Just when I thought the whole thing was botched, the all-natural lilac burned off and transitioned to what must be the "lilac essential oil." Saying that your fragrance contains the essential oil of something that isn't represented by its EO is strange. It also gives the perfumer plenty of latitude to use a professionally-compounded concentration oil of the sort used by any mainstream or niche perfumery, and simply call it an EO because it sounds more "natural." Whatever the case may be, 1812 Apothecary's Lilac Toilette Water dries down to a truly gorgeous powdery-fresh purple lilac, and is probably the best lilac fragrance I've ever encountered. Whatever they're using, whatever their ace of spades secret formula happens to be, it works. I'm here to tell you, I'm pleased with it. If you're like me, and you're obsessed with lilac, this stuff smells absolutely beautiful. Does it smell exactly like living flower? No, but it clearly isn't trying to, and I like that it doesn't. It smells close, and puts its own spin on the idea by imbuing the floral sweetness with a dry and almost chalky quality. It's like Mary Cassatt's Lilacs in a Window interpreted as perfume. 

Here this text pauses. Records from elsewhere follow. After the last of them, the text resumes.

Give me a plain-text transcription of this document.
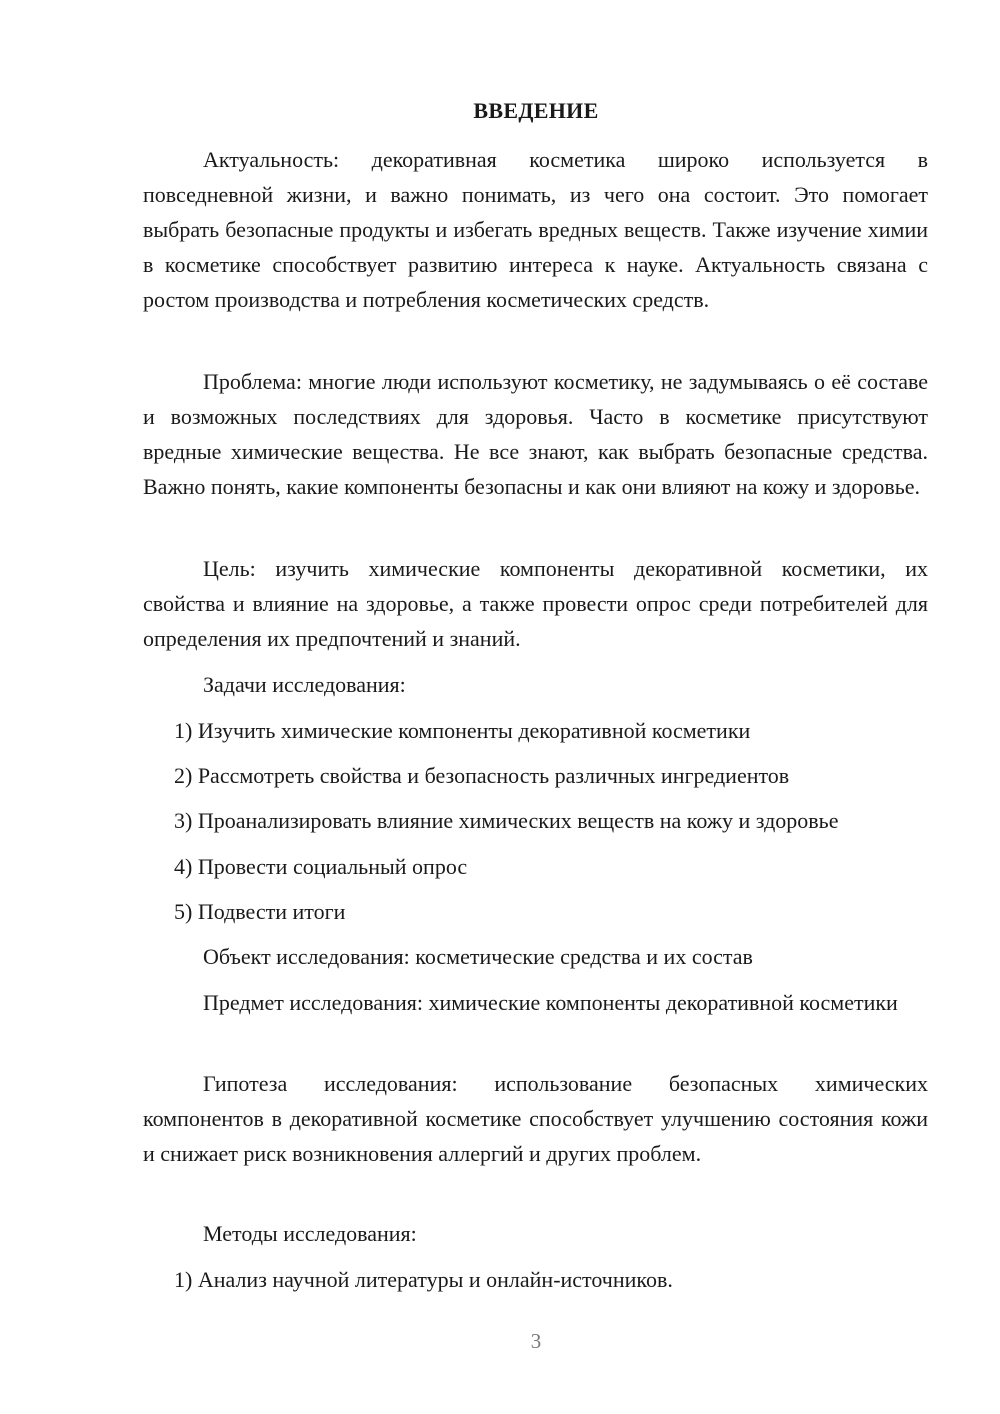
ВВЕДЕНИЕ
Актуальность: декоративная косметика широко используется в повседневной жизни, и важно понимать, из чего она состоит. Это помогает выбрать безопасные продукты и избегать вредных веществ. Также изучение химии в косметике способствует развитию интереса к науке. Актуальность связана с ростом производства и потребления косметических средств.
Проблема: многие люди используют косметику, не задумываясь о её составе и возможных последствиях для здоровья. Часто в косметике присутствуют вредные химические вещества. Не все знают, как выбрать безопасные средства. Важно понять, какие компоненты безопасны и как они влияют на кожу и здоровье.
Цель: изучить химические компоненты декоративной косметики, их свойства и влияние на здоровье, а также провести опрос среди потребителей для определения их предпочтений и знаний.
Задачи исследования:
1) Изучить химические компоненты декоративной косметики
2) Рассмотреть свойства и безопасность различных ингредиентов
3) Проанализировать влияние химических веществ на кожу и здоровье
4) Провести социальный опрос
5) Подвести итоги
Объект исследования: косметические средства и их состав
Предмет исследования: химические компоненты декоративной косметики
Гипотеза исследования: использование безопасных химических компонентов в декоративной косметике способствует улучшению состояния кожи и снижает риск возникновения аллергий и других проблем.
Методы исследования:
1) Анализ научной литературы и онлайн-источников.
3
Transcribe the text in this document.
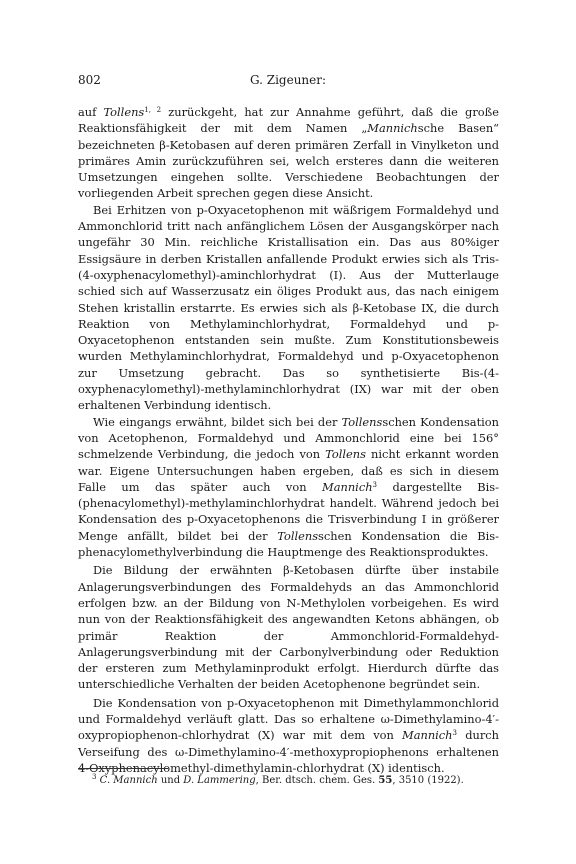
802	G. Zigeuner:

auf Tollens$^{1, 2}$ zurückgeht, hat zur Annahme geführt, daß die große Reaktionsfähigkeit der mit dem Namen „Mannichsche Basen“ bezeichneten β-Ketobasen auf deren primären Zerfall in Vinylketon und primäres Amin zurückzuführen sei, welch ersteres dann die weiteren Umsetzungen eingehen sollte. Verschiedene Beobachtungen der vorliegenden Arbeit sprechen gegen diese Ansicht.

Bei Erhitzen von p-Oxyacetophenon mit wäßrigem Formaldehyd und Ammonchlorid tritt nach anfänglichem Lösen der Ausgangskörper nach ungefähr 30 Min. reichliche Kristallisation ein. Das aus 80%iger Essigsäure in derben Kristallen anfallende Produkt erwies sich als Tris-(4-oxyphenacylomethyl)-aminchlorhydrat (I). Aus der Mutterlauge schied sich auf Wasserzusatz ein öliges Produkt aus, das nach einigem Stehen kristallin erstarrte. Es erwies sich als β-Ketobase IX, die durch Reaktion von Methylaminchlorhydrat, Formaldehyd und p-Oxyacetophenon entstanden sein mußte. Zum Konstitutionsbeweis wurden Methylaminchlorhydrat, Formaldehyd und p-Oxyacetophenon zur Umsetzung gebracht. Das so synthetisierte Bis-(4-oxyphenacylomethyl)-methylaminchlorhydrat (IX) war mit der oben erhaltenen Verbindung identisch.

Wie eingangs erwähnt, bildet sich bei der Tollensschen Kondensation von Acetophenon, Formaldehyd und Ammonchlorid eine bei 156° schmelzende Verbindung, die jedoch von Tollens nicht erkannt worden war. Eigene Untersuchungen haben ergeben, daß es sich in diesem Falle um das später auch von Mannich$^3$ dargestellte Bis-(phenacylomethyl)-methylaminchlorhydrat handelt. Während jedoch bei Kondensation des p-Oxyacetophenons die Trisverbindung I in größerer Menge anfällt, bildet bei der Tollensschen Kondensation die Bis-phenacylomethylverbindung die Hauptmenge des Reaktionsproduktes.

Die Bildung der erwähnten β-Ketobasen dürfte über instabile Anlagerungsverbindungen des Formaldehyds an das Ammonchlorid erfolgen bzw. an der Bildung von N-Methylolen vorbeigehen. Es wird nun von der Reaktionsfähigkeit des angewandten Ketons abhängen, ob primär Reaktion der Ammonchlorid-Formaldehyd-Anlagerungsverbindung mit der Carbonylverbindung oder Reduktion der ersteren zum Methylaminprodukt erfolgt. Hierdurch dürfte das unterschiedliche Verhalten der beiden Acetophenone begründet sein.

Die Kondensation von p-Oxyacetophenon mit Dimethylammonchlorid und Formaldehyd verläuft glatt. Das so erhaltene ω-Dimethylamino-4′-oxypropiophenon-chlorhydrat (X) war mit dem von Mannich$^3$ durch Verseifung des ω-Dimethylamino-4′-methoxypropiophenons erhaltenen 4-Oxyphenacylomethyl-dimethylamin-chlorhydrat (X) identisch.

$^3$ C. Mannich und D. Lammering, Ber. dtsch. chem. Ges. 55, 3510 (1922).
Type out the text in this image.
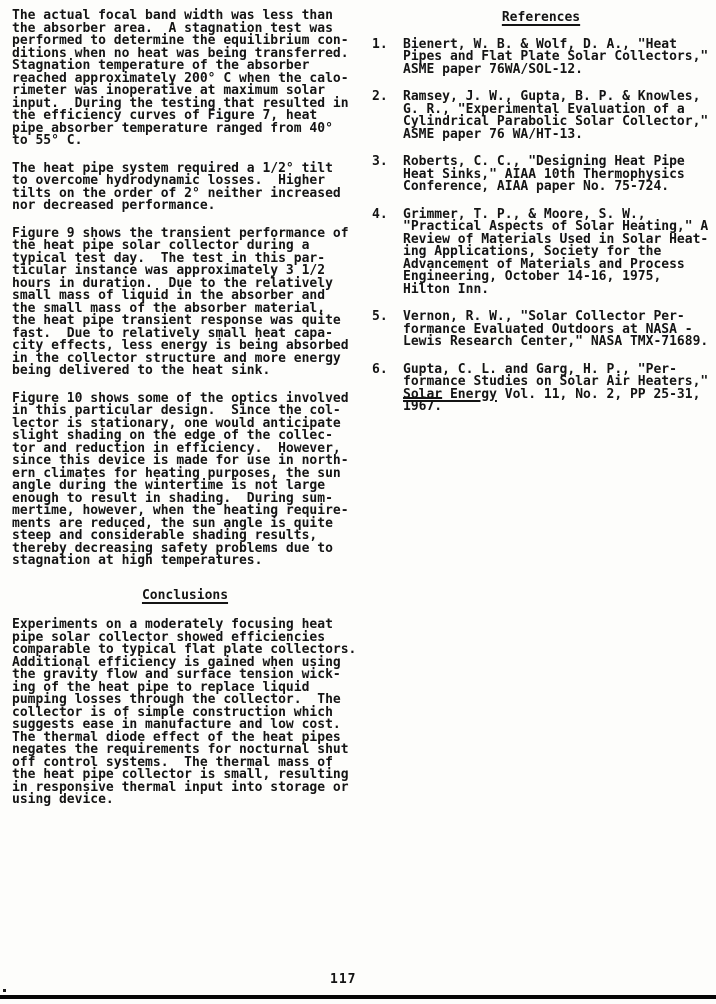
The actual focal band width was less than
the absorber area.  A stagnation test was
performed to determine the equilibrium con-
ditions when no heat was being transferred.
Stagnation temperature of the absorber
reached approximately 200° C when the calo-
rimeter was inoperative at maximum solar
input.  During the testing that resulted in
the efficiency curves of Figure 7, heat
pipe absorber temperature ranged from 40°
to 55° C.

The heat pipe system required a 1/2° tilt
to overcome hydrodynamic losses.  Higher
tilts on the order of 2° neither increased
nor decreased performance.

Figure 9 shows the transient performance of
the heat pipe solar collector during a
typical test day.  The test in this par-
ticular instance was approximately 3 1/2
hours in duration.  Due to the relatively
small mass of liquid in the absorber and
the small mass of the absorber material,
the heat pipe transient response was quite
fast.  Due to relatively small heat capa-
city effects, less energy is being absorbed
in the collector structure and more energy
being delivered to the heat sink.

Figure 10 shows some of the optics involved
in this particular design.  Since the col-
lector is stationary, one would anticipate
slight shading on the edge of the collec-
tor and reduction in efficiency.  However,
since this device is made for use in north-
ern climates for heating purposes, the sun
angle during the wintertime is not large
enough to result in shading.  During sum-
mertime, however, when the heating require-
ments are reduced, the sun angle is quite
steep and considerable shading results,
thereby decreasing safety problems due to
stagnation at high temperatures.

Conclusions

Experiments on a moderately focusing heat
pipe solar collector showed efficiencies
comparable to typical flat plate collectors.
Additional efficiency is gained when using
the gravity flow and surface tension wick-
ing of the heat pipe to replace liquid
pumping losses through the collector.  The
collector is of simple construction which
suggests ease in manufacture and low cost.
The thermal diode effect of the heat pipes
negates the requirements for nocturnal shut
off control systems.  The thermal mass of
the heat pipe collector is small, resulting
in responsive thermal input into storage or
using device.

References
1.	Bienert, W. B. & Wolf, D. A., "Heat
Pipes and Flat Plate Solar Collectors,"
ASME paper 76WA/SOL-12.
2.	Ramsey, J. W., Gupta, B. P. & Knowles,
G. R., "Experimental Evaluation of a
Cylindrical Parabolic Solar Collector,"
ASME paper 76 WA/HT-13.
3.	Roberts, C. C., "Designing Heat Pipe
Heat Sinks," AIAA 10th Thermophysics
Conference, AIAA paper No. 75-724.
4.	Grimmer, T. P., & Moore, S. W.,
"Practical Aspects of Solar Heating," A
Review of Materials Used in Solar Heat-
ing Applications, Society for the
Advancement of Materials and Process
Engineering, October 14-16, 1975,
Hilton Inn.
5.	Vernon, R. W., "Solar Collector Per-
formance Evaluated Outdoors at NASA -
Lewis Research Center," NASA TMX-71689.
6.	Gupta, C. L. and Garg, H. P., "Per-
formance Studies on Solar Air Heaters,"
Solar Energy Vol. 11, No. 2, PP 25-31,
1967.
117
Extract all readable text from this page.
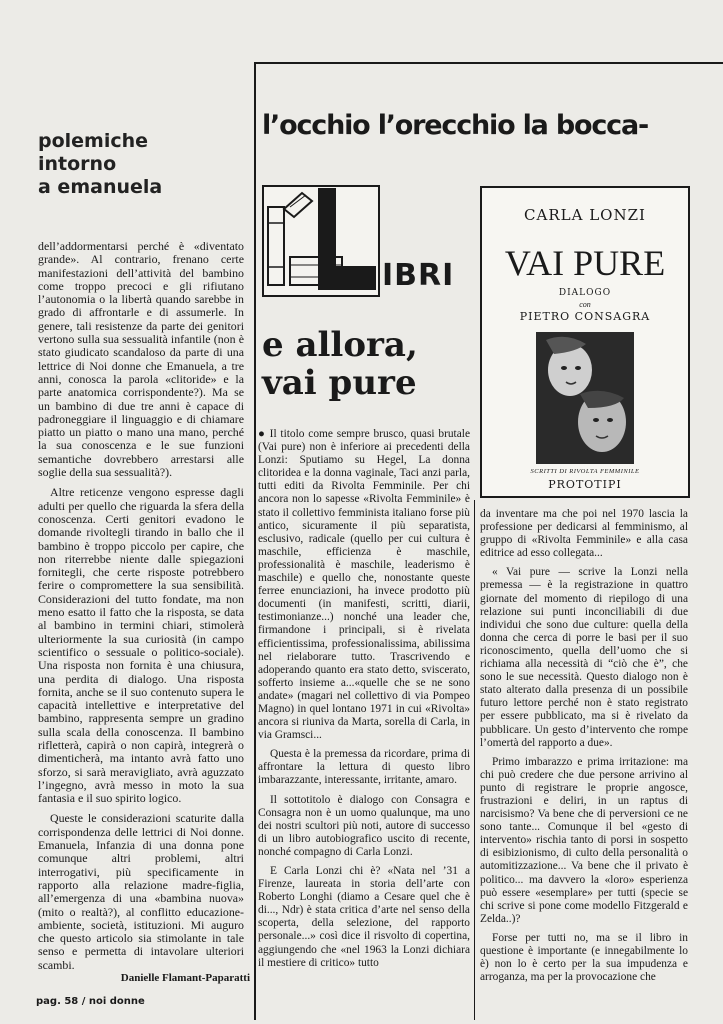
polemiche
intorno
a emanuela

dell’addormentarsi perché è «diventato grande». Al contrario, frenano certe manifestazioni dell’attività del bambino come troppo precoci e gli rifiutano l’autonomia o la libertà quando sarebbe in grado di affrontarle e di assumerle. In genere, tali resistenze da parte dei genitori vertono sulla sua sessualità infantile (non è stato giudicato scandaloso da parte di una lettrice di Noi donne che Emanuela, a tre anni, conosca la parola «clitoride» e la parte anatomica corrispondente?). Ma se un bambino di due tre anni è capace di padroneggiare il linguaggio e di chiamare piatto un piatto o mano una mano, perché la sua conoscenza e le sue funzioni semantiche dovrebbero arrestarsi alle soglie della sua sessualità?).

Altre reticenze vengono espresse dagli adulti per quello che riguarda la sfera della conoscenza. Certi genitori evadono le domande rivoltegli tirando in ballo che il bambino è troppo piccolo per capire, che non riterrebbe niente dalle spiegazioni fornitegli, che certe risposte potrebbero ferire o compromettere la sua sensibilità. Considerazioni del tutto fondate, ma non meno esatto il fatto che la risposta, se data al bambino in termini chiari, stimolerà ulteriormente la sua curiosità (in campo scientifico o sessuale o politico-sociale). Una risposta non fornita è una chiusura, una perdita di dialogo. Una risposta fornita, anche se il suo contenuto supera le capacità intellettive e interpretative del bambino, rappresenta sempre un gradino sulla scala della conoscenza. Il bambino rifletterà, capirà o non capirà, integrerà o dimenticherà, ma intanto avrà fatto uno sforzo, si sarà meravigliato, avrà aguzzato l’ingegno, avrà messo in moto la sua fantasia e il suo spirito logico.

Queste le considerazioni scaturite dalla corrispondenza delle lettrici di Noi donne. Emanuela, Infanzia di una donna pone comunque altri problemi, altri interrogativi, più specificamente in rapporto alla relazione madre-figlia, all’emergenza di una «bambina nuova» (mito o realtà?), al conflitto educazione-ambiente, società, istituzioni. Mi auguro che questo articolo sia stimolante in tale senso e permetta di intavolare ulteriori scambi.

Danielle Flamant-Paparatti
pag. 58 / noi donne
l’occhio l’orecchio la bocca-
IBRI
e allora,
vai pure

● Il titolo come sempre brusco, quasi brutale (Vai pure) non è inferiore ai precedenti della Lonzi: Sputiamo su Hegel, La donna clitoridea e la donna vaginale, Taci anzi parla, tutti editi da Rivolta Femminile. Per chi ancora non lo sapesse «Rivolta Femminile» è stato il collettivo femminista italiano forse più antico, sicuramente il più separatista, esclusivo, radicale (quello per cui cultura è maschile, efficienza è maschile, professionalità è maschile, leaderismo è maschile) e quello che, nonostante queste ferree enunciazioni, ha invece prodotto più documenti (in manifesti, scritti, diarii, testimonianze...) nonché una leader che, firmandone i principali, si è rivelata efficientissima, professionalissima, abilissima nel rielaborare tutto. Trascrivendo e adoperando quanto era stato detto, sviscerato, sofferto insieme a...«quelle che se ne sono andate» (magari nel collettivo di via Pompeo Magno) in quel lontano 1971 in cui «Rivolta» ancora si riuniva da Marta, sorella di Carla, in via Gramsci...

Questa è la premessa da ricordare, prima di affrontare la lettura di questo libro imbarazzante, interessante, irritante, amaro.

Il sottotitolo è dialogo con Consagra e Consagra non è un uomo qualunque, ma uno dei nostri scultori più noti, autore di successo di un libro autobiografico uscito di recente, nonché compagno di Carla Lonzi.

E Carla Lonzi chi è? «Nata nel ’31 a Firenze, laureata in storia dell’arte con Roberto Longhi (diamo a Cesare quel che è di..., Ndr) è stata critica d’arte nel senso della scoperta, della selezione, del rapporto personale...» così dice il risvolto di copertina, aggiungendo che «nel 1963 la Lonzi dichiara il mestiere di critico» tutto

CARLA LONZI
VAI PURE
DIALOGO
con
PIETRO CONSAGRA
SCRITTI DI RIVOLTA FEMMINILE
PROTOTIPI

da inventare ma che poi nel 1970 lascia la professione per dedicarsi al femminismo, al gruppo di «Rivolta Femminile» e alla casa editrice ad esso collegata...

« Vai pure — scrive la Lonzi nella premessa — è la registrazione in quattro giornate del momento di riepilogo di una relazione sui punti inconciliabili di due individui che sono due culture: quella della donna che cerca di porre le basi per il suo riconoscimento, quella dell’uomo che si richiama alla necessità di “ciò che è”, che sono le sue necessità. Questo dialogo non è stato alterato dalla presenza di un possibile futuro lettore perché non è stato registrato per essere pubblicato, ma si è rivelato da pubblicare. Un gesto d’intervento che rompe l’omertà del rapporto a due».

Primo imbarazzo e prima irritazione: ma chi può credere che due persone arrivino al punto di registrare le proprie angosce, frustrazioni e deliri, in un raptus di narcisismo? Va bene che di perversioni ce ne sono tante... Comunque il bel «gesto di intervento» rischia tanto di porsi in sospetto di esibizionismo, di culto della personalità o automitizzazione... Va bene che il privato è politico... ma davvero la «loro» esperienza può essere «esemplare» per tutti (specie se chi scrive si pone come modello Fitzgerald e Zelda..)?

Forse per tutti no, ma se il libro in questione è importante (e innegabilmente lo è) non lo è certo per la sua impudenza e arroganza, ma per la provocazione che
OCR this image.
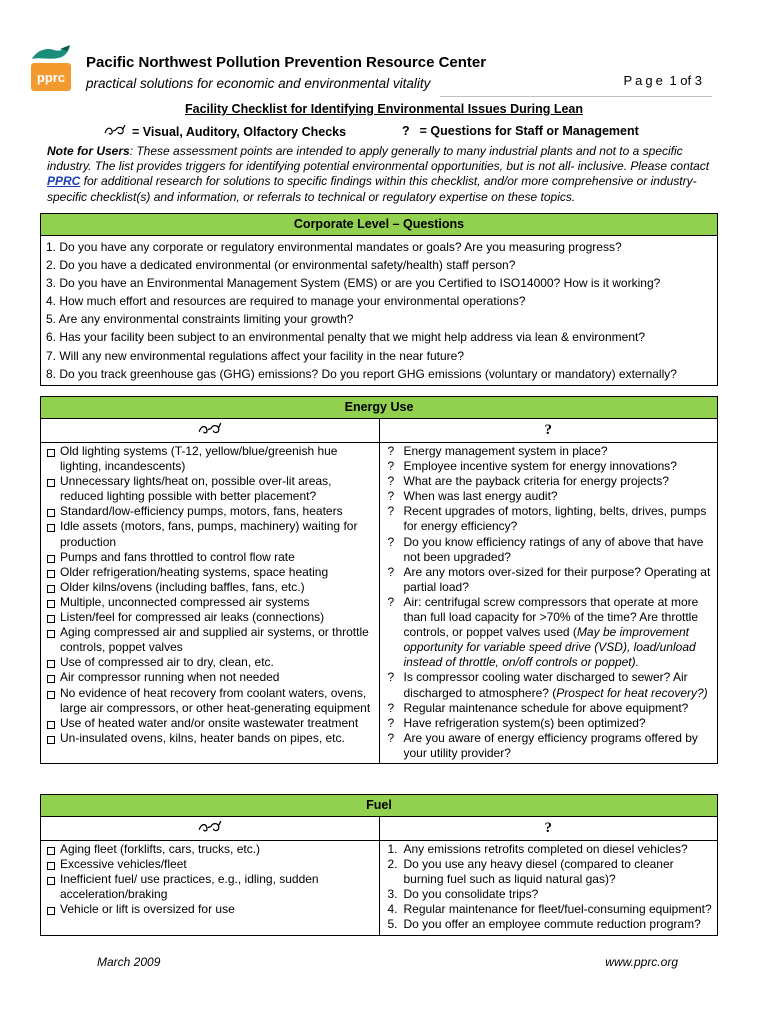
pprc
Pacific Northwest Pollution Prevention Resource Center
practical solutions for economic and environmental vitality	Page 1 of 3
Facility Checklist for Identifying Environmental Issues During Lean
= Visual, Auditory, Olfactory Checks	? = Questions for Staff or Management
Note for Users: These assessment points are intended to apply generally to many industrial plants and not to a specific industry. The list provides triggers for identifying potential environmental opportunities, but is not all- inclusive. Please contact PPRC for additional research for solutions to specific findings within this checklist, and/or more comprehensive or industry-specific checklist(s) and information, or referrals to technical or regulatory expertise on these topics.
Corporate Level – Questions
1. Do you have any corporate or regulatory environmental mandates or goals? Are you measuring progress?
2. Do you have a dedicated environmental (or environmental safety/health) staff person?
3. Do you have an Environmental Management System (EMS) or are you Certified to ISO14000? How is it working?
4. How much effort and resources are required to manage your environmental operations?
5. Are any environmental constraints limiting your growth?
6. Has your facility been subject to an environmental penalty that we might help address via lean & environment?
7. Will any new environmental regulations affect your facility in the near future?
8. Do you track greenhouse gas (GHG) emissions? Do you report GHG emissions (voluntary or mandatory) externally?
Energy Use
?
Old lighting systems (T-12, yellow/blue/greenish hue lighting, incandescents)
Unnecessary lights/heat on, possible over-lit areas, reduced lighting possible with better placement?
Standard/low-efficiency pumps, motors, fans, heaters
Idle assets (motors, fans, pumps, machinery) waiting for production
Pumps and fans throttled to control flow rate
Older refrigeration/heating systems, space heating
Older kilns/ovens (including baffles, fans, etc.)
Multiple, unconnected compressed air systems
Listen/feel for compressed air leaks (connections)
Aging compressed air and supplied air systems, or throttle controls, poppet valves
Use of compressed air to dry, clean, etc.
Air compressor running when not needed
No evidence of heat recovery from coolant waters, ovens, large air compressors, or other heat-generating equipment
Use of heated water and/or onsite wastewater treatment
Un-insulated ovens, kilns, heater bands on pipes, etc.
? Energy management system in place?
? Employee incentive system for energy innovations?
? What are the payback criteria for energy projects?
? When was last energy audit?
? Recent upgrades of motors, lighting, belts, drives, pumps for energy efficiency?
? Do you know efficiency ratings of any of above that have not been upgraded?
? Are any motors over-sized for their purpose? Operating at partial load?
? Air: centrifugal screw compressors that operate at more than full load capacity for >70% of the time? Are throttle controls, or poppet valves used (May be improvement opportunity for variable speed drive (VSD), load/unload instead of throttle, on/off controls or poppet).
? Is compressor cooling water discharged to sewer? Air discharged to atmosphere? (Prospect for heat recovery?)
? Regular maintenance schedule for above equipment?
? Have refrigeration system(s) been optimized?
? Are you aware of energy efficiency programs offered by your utility provider?
Fuel
?
Aging fleet (forklifts, cars, trucks, etc.)
Excessive vehicles/fleet
Inefficient fuel/ use practices, e.g., idling, sudden acceleration/braking
Vehicle or lift is oversized for use
1. Any emissions retrofits completed on diesel vehicles?
2. Do you use any heavy diesel (compared to cleaner burning fuel such as liquid natural gas)?
3. Do you consolidate trips?
4. Regular maintenance for fleet/fuel-consuming equipment?
5. Do you offer an employee commute reduction program?
March 2009	www.pprc.org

My guess is that the people at Second Chance Farm Sanctuary use some sort of IFF-derived (or similar) compounded concentrate, not a million miles away from Poucher's, and they simply dole it out across a limited number of bottles each year. It wouldn't be insanely expensive to buy a convincing semi-synthetic lilac base that also plays well with a quirky all-natural lilac brew, and it would be a smart approach for anyone trying to revive this genre. If they only used the natural stuff, it would be a complete failure, and would smell for hours like the first eight minutes of this product, i.e., nothing like actual lilac. My guess is this part of the fragrance is what those cowboy toilette waters smelled like back in the gunslinger days. Inject a little modern medicine into things, and suddenly you have a minor miracle. If I were them, I would scale back on the naturals and bump up the "essential oil" component. The result would be worth far more than four bucks an ounce.